The best casting is the little known young Mamie Gummer as the 1956 bride, not because she's great, but because she's a dead ringer for Meryl Streep. It's the best young-old look-alike casting for the same character since Ewan McGregor and Albert Finney as the salesman in "Big Fish." So, just as "The Departed" isn't over until Mark Wahlberg shows up again, "Evening" maintains some momentum waiting around to see if Meryl Streep shows up in 2006 as the bride plus 50 years. She finally does, and her warm, matronly widow (the exact opposite of her "Devil Wears Prada" character) is worth the wait, bringing the film some needed resolution. So, Streep wins the act-off. Is there any question anymore that she is the best actress in the history of movies?

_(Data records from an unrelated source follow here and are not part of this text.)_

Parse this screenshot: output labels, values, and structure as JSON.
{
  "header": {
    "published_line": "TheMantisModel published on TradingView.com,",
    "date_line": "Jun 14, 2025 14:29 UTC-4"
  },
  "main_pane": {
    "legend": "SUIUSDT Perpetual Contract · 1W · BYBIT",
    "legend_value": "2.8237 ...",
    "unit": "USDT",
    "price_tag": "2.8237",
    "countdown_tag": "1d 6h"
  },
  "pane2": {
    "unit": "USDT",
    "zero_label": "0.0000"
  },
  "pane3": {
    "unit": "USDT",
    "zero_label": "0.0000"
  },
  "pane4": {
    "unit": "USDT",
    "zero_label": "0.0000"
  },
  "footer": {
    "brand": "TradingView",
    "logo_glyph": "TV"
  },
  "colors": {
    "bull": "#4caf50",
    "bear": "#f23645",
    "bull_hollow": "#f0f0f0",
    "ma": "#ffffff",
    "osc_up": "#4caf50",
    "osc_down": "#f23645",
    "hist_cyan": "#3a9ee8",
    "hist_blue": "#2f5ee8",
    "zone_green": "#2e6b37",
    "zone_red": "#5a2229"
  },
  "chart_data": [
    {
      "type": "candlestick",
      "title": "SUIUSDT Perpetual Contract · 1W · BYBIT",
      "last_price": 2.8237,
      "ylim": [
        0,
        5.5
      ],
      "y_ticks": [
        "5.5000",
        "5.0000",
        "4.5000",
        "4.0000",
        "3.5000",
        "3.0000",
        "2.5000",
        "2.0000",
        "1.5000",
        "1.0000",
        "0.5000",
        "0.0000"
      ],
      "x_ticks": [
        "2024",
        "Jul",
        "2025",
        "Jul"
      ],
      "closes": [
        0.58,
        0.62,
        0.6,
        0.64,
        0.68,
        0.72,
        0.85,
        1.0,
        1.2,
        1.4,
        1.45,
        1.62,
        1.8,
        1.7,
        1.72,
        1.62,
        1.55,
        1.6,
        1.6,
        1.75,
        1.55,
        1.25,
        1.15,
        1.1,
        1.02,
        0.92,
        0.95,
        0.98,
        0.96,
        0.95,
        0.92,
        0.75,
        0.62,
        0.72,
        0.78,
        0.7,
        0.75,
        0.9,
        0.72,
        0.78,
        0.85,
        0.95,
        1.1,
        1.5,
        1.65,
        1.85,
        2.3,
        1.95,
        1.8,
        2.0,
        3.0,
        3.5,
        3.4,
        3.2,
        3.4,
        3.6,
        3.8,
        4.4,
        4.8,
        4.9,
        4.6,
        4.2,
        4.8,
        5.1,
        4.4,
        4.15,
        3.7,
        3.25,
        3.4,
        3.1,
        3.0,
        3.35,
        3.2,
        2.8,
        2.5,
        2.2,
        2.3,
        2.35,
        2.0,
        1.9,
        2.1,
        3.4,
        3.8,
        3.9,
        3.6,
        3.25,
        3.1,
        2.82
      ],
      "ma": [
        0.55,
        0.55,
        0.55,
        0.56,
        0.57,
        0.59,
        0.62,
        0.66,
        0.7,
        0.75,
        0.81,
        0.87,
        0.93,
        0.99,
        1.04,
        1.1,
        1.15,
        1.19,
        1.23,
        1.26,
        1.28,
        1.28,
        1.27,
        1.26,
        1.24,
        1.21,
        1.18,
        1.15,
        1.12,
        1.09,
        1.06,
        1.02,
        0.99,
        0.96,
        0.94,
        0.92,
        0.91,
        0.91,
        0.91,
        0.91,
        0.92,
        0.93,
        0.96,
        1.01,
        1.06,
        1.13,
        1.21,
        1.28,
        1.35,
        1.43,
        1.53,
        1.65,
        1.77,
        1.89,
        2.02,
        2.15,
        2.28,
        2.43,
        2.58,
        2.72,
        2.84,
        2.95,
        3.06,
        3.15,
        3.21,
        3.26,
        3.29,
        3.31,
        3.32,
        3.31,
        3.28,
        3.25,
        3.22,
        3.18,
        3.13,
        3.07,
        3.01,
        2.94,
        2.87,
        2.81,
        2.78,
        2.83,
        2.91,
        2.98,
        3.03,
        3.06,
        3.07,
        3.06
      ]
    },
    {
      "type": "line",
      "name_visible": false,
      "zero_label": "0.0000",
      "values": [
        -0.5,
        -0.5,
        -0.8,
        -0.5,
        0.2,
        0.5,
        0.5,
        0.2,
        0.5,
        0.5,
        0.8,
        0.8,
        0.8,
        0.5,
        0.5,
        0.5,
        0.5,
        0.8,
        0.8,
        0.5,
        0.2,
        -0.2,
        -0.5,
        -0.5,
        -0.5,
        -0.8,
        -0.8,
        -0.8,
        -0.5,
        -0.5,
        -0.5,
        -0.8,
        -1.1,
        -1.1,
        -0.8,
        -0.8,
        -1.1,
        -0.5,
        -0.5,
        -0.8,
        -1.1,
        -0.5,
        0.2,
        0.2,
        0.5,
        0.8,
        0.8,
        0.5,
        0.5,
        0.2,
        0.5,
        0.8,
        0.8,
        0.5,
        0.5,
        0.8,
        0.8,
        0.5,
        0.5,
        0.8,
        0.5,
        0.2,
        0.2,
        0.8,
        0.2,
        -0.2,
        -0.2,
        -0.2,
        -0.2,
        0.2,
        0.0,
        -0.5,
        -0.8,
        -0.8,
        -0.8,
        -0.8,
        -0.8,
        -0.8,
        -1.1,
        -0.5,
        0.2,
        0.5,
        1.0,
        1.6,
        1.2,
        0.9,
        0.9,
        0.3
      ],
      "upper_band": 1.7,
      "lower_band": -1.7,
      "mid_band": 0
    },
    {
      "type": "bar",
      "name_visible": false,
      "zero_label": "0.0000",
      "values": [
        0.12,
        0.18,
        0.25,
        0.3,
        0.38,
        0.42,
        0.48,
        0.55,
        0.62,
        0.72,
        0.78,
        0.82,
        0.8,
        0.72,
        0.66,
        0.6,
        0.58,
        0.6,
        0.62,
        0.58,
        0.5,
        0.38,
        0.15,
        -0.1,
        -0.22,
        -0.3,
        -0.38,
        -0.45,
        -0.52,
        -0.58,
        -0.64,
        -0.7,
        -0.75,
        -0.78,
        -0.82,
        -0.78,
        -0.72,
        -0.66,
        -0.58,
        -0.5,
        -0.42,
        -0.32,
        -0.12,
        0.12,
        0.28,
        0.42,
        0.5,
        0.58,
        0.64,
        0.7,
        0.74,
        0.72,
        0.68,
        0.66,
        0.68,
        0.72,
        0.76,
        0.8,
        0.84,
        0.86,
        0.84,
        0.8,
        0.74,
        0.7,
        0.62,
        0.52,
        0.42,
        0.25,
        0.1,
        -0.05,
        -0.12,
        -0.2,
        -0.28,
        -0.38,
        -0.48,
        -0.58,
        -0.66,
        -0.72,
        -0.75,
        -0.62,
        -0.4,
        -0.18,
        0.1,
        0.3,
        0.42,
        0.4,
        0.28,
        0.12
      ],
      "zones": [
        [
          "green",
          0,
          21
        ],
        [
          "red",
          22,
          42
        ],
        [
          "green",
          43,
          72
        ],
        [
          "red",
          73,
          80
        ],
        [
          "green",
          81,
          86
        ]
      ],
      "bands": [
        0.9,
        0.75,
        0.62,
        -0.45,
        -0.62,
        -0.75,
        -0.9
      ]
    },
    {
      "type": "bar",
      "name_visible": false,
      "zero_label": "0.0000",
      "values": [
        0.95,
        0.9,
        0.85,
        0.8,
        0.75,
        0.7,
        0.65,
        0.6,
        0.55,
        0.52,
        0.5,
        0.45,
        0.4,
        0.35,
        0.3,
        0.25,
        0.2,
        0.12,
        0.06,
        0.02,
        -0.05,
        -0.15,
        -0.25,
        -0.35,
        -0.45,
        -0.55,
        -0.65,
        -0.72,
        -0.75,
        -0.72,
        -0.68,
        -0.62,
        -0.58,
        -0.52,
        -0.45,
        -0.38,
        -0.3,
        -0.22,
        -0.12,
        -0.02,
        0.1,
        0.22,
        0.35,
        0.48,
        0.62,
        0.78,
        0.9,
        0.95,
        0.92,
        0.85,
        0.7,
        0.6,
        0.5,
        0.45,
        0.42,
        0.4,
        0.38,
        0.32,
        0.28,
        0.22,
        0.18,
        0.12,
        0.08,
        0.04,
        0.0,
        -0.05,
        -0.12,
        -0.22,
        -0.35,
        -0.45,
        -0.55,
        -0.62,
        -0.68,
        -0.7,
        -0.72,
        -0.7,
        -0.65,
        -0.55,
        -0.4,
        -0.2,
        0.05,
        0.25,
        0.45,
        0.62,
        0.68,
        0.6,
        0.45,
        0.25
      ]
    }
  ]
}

The reason young Miss Gummer looks so much like Streep turns out to be because she's one of Streep's four children with sculptor Don Gummer.

I assumed Natasha Richardson, who won the Tony for the "Cabaret" revival of 1998, would be the granddaughter of both Sir Michael Redgrave on her mother's side, and another of the famous original five knights of acting, Sir Ralph Richardson, on her father's side. But her father, Tony Richardson, director of "Tom Jones," was not the son of Sir Ralph. (The other three were Gielgud, Guinness, and Olivier.)

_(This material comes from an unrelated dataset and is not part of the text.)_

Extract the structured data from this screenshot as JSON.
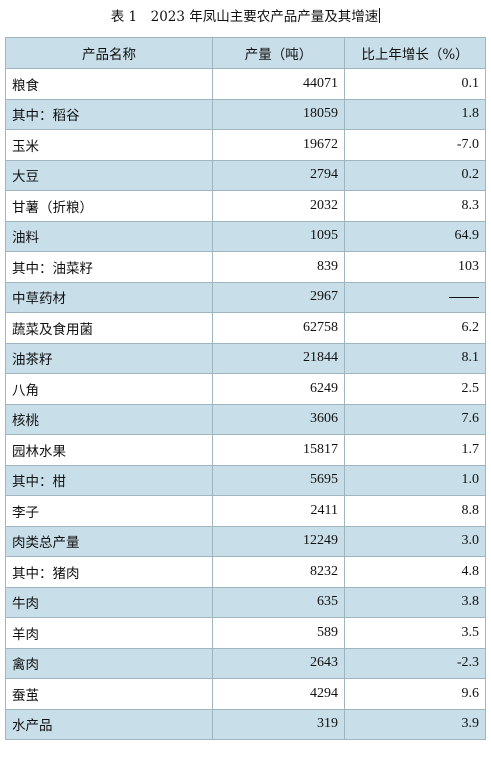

"Evening" looks nice, especially the summer 1956 wedding at a "cottage" above the surf crashing on the rocks at Newport, RI. But the screenplay aims lower than you'd expect from the quality of actresses assembled. The aim seems to be to copy the success of the surprise hit "The Notebook" rather than something more artistically ambitious. I don't think it works as well as "The Notebook," but I'm not the target demographic.

My published articles are archived at iSteve.com -- Steve Sailer

1 comment:

Anonymous said...

If, through some fluke of weird events, Debbie Harry ever gets to fulfill her dream of playing Doris Day, one thing she'd be very stupid not to do is cast Elisha Cuthbert as the young Doris. Not only do both vaguely resemble Day, but Cuthbert and Harry are eerily alike from some angles-only 40 years apart.

For that reason, Blondie fans are unhappy that Cuthbert was passed over in favor of Kirsten Dunst to play Harry in a forthcoming Blondie biopic.

Rumor is that Clem Burke will be played by....himself.